Think AI for Health, and there is a tendency to think of remote diagnostics, AI-powered walking sticks and tricky operations being carried out over 5G from the other side of the planet.
Sadly, much of this dream is still in the future, but the UN initiative, AI for Health (managed under the umbrella of the ITU), provides a solid base from which to build that dream. There are, of course, deep concerns about AI generally, and AI in Health in particular. These are mainly about whether AI will deepen the digital divide and whether the whole AI journey is too risky.
That said, as Frederic Werner, project manager at the ITU points out, “AI is far too important to leave to the experts.”
Oddly, the initiative, far from suffering from the restrictions of the pandemic, has benefitted. Where pre-COVID, there was an annual gathering called ‘AI for Good,’ this event is now available all year round, with the spin-off ‘visibility’ benefits to sponsors and partners alike. Attendance has doubled, the number of countries involved has doubled, and the impetus has accelerated.
The sobering news is that the progress is not meteoric and nowhere near where the hype suggests it should be. Instead, we are still grappling (successfully) with the practical issues of digital exclusion, data management and open data exchanges. This against a backdrop of security and governance issues and the practicalities of enabling real innovation in this environment.

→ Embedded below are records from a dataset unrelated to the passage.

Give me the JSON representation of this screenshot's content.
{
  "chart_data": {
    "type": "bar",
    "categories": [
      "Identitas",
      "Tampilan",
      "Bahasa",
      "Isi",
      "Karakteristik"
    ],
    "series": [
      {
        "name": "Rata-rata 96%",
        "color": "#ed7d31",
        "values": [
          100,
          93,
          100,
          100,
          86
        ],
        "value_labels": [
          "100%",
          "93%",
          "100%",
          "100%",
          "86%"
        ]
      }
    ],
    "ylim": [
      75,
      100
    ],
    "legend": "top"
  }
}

Encouragingly, stories are emerging of practical benefits of AI for Health initiatives. Moez Draief of Cap Gemini described great progress in predicting the availability of beds, availability of necessary, non-COVID related care and how they can monitor these trends at the patient level, not just by ward or department.
Soo Jun Park of ETRI described how South Korea has managed to get a grip on the pandemic, not necessarily just using AI, but using AI within already tried and tested systems that were enhanced to accelerate testing and tracing, CT scans and X-rays, to the point where communication with patients was down to 10 minutes, rather than hours or days.
One of the main issues remains the digital divide and what can be done about the 50% of the unconnected population.
The answer, according to Ulla Jasper of the Botnar Foundation, is to make it simple. If AI for Health, when it comes to diagnosis and monitoring, were as simple as an app on a smartphone, it would succeed in places with little ‘modern’ infrastructure.
Werner agreed and likened the possibilities for AI in Health in emerging economies to the miracle of mobile payments across, for instance, the African continent, which saw the enormous success of MPesa and other payment platforms. It is entirely possible that these countries could leapfrog more ‘advanced’ economies and enjoy the benefits that innovation can bring.
Of course, data is the key to AI for Health (or AI for anything else) and remains a major issue. Jaspar believes that there is not enough of a concerted effort in this area, and part of the problem is that there is so much data missing.
How and who manages the data is, of course, going to be an on-going (and intense) debate and Werner likened a solution to working with diamonds. You leave the diamond itself in a secure glass case and, using gloves attached to the sides, you work with the diamond, but you cannot take it away.
There is much to do and many issues to discuss. The good news is that the ITU initiative, AI for Health, with its numerous stakeholders and partners, is the perfect platform for building on the successes so far and delivering AI for Good.
What is clear, though, is that we must quickly move past the hype that is getting in the way of practical, solid progress.